“Can you add a conference line, please?” - Using Cloud Services for Dial-In Reconnaissance Automation

With remote offices becoming a new normal, having a conference line is now essential for every company to allow for effective communication between the sites. Conference calls are equally used both for small daily stand-ups, as well as for Enterprise-wide all-hands meetings, with a number of participants ranging from two to infinity. That said, the sensitivity of the matters that are discussed in such calls also varies, but it is unlikely that security measures taken to protect any specific call are always sufficient. In fact, the larger the audience, the fewer controls there are in place to filter those that call-in, yet this does not always mean that the meeting will have no confidential, or at least classified information exposed.

Given the popularity of conference calls, this is believed to be a new reconnaissance attack vector. In fact, there have been a few articles published about insecurity of some conferencing services, that cover various vulnerabilities allowing an attacker to guess an access code or join a conference without one.

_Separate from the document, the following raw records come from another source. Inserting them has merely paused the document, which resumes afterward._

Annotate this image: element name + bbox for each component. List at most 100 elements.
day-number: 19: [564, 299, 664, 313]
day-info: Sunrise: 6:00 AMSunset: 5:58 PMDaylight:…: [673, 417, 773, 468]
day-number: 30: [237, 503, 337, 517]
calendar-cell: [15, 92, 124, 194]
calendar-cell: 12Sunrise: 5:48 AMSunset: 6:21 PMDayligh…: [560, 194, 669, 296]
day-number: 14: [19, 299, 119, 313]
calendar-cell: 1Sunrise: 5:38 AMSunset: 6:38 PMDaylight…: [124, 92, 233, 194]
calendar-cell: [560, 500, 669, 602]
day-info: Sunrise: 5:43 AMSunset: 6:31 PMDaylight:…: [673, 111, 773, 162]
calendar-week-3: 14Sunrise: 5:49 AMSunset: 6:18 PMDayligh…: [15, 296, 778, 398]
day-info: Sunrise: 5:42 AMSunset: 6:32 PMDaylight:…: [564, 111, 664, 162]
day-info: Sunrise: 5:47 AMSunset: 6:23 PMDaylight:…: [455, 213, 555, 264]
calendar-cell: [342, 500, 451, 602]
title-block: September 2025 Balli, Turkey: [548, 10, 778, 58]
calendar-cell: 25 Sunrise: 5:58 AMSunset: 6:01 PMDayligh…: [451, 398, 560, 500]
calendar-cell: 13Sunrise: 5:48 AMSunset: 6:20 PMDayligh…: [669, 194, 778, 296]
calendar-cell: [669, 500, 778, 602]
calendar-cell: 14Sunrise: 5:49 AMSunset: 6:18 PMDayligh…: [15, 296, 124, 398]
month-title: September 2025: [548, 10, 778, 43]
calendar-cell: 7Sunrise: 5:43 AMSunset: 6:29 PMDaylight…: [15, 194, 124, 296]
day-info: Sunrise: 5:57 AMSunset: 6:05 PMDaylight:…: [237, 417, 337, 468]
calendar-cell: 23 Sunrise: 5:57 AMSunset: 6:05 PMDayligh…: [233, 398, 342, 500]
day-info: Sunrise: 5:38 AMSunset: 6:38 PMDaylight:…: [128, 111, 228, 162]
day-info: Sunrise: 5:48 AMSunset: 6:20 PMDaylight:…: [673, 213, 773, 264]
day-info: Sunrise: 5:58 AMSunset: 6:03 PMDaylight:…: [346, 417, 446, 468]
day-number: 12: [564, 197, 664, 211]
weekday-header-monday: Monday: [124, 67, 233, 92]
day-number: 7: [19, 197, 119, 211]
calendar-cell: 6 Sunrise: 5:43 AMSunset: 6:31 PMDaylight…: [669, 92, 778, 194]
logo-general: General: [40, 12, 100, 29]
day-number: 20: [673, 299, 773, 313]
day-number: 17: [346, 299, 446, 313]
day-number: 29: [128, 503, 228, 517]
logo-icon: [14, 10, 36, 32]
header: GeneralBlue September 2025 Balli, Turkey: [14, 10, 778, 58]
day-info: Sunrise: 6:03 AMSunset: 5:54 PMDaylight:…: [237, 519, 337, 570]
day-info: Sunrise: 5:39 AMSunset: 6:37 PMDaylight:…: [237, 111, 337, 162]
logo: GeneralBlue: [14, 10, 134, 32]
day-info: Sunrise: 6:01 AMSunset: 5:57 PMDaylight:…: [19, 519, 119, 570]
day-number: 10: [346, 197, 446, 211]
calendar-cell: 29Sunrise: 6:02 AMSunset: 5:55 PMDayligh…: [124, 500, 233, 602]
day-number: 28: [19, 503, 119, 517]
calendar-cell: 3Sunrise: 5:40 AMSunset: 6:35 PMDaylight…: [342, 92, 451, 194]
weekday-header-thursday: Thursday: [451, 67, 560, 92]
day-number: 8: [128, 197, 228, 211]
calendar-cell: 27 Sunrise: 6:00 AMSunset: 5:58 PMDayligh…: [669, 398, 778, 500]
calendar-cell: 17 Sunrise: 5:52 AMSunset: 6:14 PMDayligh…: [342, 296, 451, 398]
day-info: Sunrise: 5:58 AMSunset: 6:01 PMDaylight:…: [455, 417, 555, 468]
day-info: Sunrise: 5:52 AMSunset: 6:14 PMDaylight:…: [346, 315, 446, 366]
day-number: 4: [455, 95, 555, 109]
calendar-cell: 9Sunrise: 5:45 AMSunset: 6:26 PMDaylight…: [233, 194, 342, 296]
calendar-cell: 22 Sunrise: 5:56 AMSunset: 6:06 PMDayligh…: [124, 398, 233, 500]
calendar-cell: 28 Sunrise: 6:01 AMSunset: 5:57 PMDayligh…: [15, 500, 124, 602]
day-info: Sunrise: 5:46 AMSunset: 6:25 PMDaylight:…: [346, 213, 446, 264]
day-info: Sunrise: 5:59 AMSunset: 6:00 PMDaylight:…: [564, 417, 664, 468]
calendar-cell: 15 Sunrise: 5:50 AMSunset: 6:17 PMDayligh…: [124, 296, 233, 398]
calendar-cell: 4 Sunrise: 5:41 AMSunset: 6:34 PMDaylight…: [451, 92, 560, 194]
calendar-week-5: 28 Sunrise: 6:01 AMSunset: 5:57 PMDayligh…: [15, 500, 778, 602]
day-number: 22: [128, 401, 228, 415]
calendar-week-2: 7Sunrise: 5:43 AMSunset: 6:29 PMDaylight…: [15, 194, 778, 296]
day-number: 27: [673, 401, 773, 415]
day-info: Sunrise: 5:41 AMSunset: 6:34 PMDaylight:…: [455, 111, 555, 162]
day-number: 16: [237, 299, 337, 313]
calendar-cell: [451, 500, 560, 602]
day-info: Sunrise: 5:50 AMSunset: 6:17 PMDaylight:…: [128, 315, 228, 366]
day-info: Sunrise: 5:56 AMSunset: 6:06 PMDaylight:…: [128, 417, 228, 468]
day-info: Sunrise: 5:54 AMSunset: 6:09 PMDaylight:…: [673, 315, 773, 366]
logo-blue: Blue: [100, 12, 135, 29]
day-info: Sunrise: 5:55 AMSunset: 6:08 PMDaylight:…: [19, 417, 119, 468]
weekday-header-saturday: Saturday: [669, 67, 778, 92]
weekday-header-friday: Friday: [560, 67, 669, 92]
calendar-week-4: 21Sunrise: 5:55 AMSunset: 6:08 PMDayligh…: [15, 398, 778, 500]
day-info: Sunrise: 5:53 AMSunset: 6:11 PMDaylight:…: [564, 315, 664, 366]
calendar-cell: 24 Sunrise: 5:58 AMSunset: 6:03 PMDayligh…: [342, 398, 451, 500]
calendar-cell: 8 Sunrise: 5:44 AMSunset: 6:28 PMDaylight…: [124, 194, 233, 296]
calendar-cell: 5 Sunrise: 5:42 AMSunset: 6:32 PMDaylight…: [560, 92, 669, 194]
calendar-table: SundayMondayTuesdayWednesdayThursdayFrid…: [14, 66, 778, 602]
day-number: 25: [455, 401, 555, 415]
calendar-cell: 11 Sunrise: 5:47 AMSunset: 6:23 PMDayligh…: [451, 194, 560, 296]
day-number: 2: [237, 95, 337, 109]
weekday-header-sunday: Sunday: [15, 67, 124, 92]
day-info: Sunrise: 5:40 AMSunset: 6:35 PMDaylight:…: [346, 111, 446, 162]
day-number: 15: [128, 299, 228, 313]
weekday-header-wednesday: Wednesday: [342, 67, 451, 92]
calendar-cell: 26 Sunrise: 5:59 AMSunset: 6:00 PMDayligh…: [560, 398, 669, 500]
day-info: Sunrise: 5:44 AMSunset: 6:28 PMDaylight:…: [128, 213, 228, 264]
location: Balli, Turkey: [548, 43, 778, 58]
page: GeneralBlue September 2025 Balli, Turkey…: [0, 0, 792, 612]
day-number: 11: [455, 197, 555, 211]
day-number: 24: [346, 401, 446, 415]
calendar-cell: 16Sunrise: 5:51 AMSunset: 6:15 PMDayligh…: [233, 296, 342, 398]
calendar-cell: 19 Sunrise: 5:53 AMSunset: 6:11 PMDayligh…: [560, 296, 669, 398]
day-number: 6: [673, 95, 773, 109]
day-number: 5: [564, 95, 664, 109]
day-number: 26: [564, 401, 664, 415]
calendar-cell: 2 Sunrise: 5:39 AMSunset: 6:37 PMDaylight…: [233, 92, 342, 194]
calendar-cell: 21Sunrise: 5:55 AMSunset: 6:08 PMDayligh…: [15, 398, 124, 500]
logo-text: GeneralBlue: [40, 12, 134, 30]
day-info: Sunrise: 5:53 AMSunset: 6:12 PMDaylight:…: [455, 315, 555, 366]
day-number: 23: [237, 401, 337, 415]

 In this talk, however, we would like to discuss getting such attacks couple steps further. We will start the talk by covering key ways to find a company’s conference line provider and numbers. Next, we will talk about getting further work automated using a popular cloud services provider. We will demonstrate (live demo, yay!) how easy and cheap it is to build an interconnected system for making calls to a target’s number, entering conference id, performing audio recording of the meeting if such is taking place, and finally getting the recording transcribed - all using a free tier and a little time. We will discuss the challenges and limitations of the solution, as well as opportunities for its further development.

 Finally, we will end the talk by discussing a few lessons learnt, and the ways that may help companies build a remote meetings security etiquette.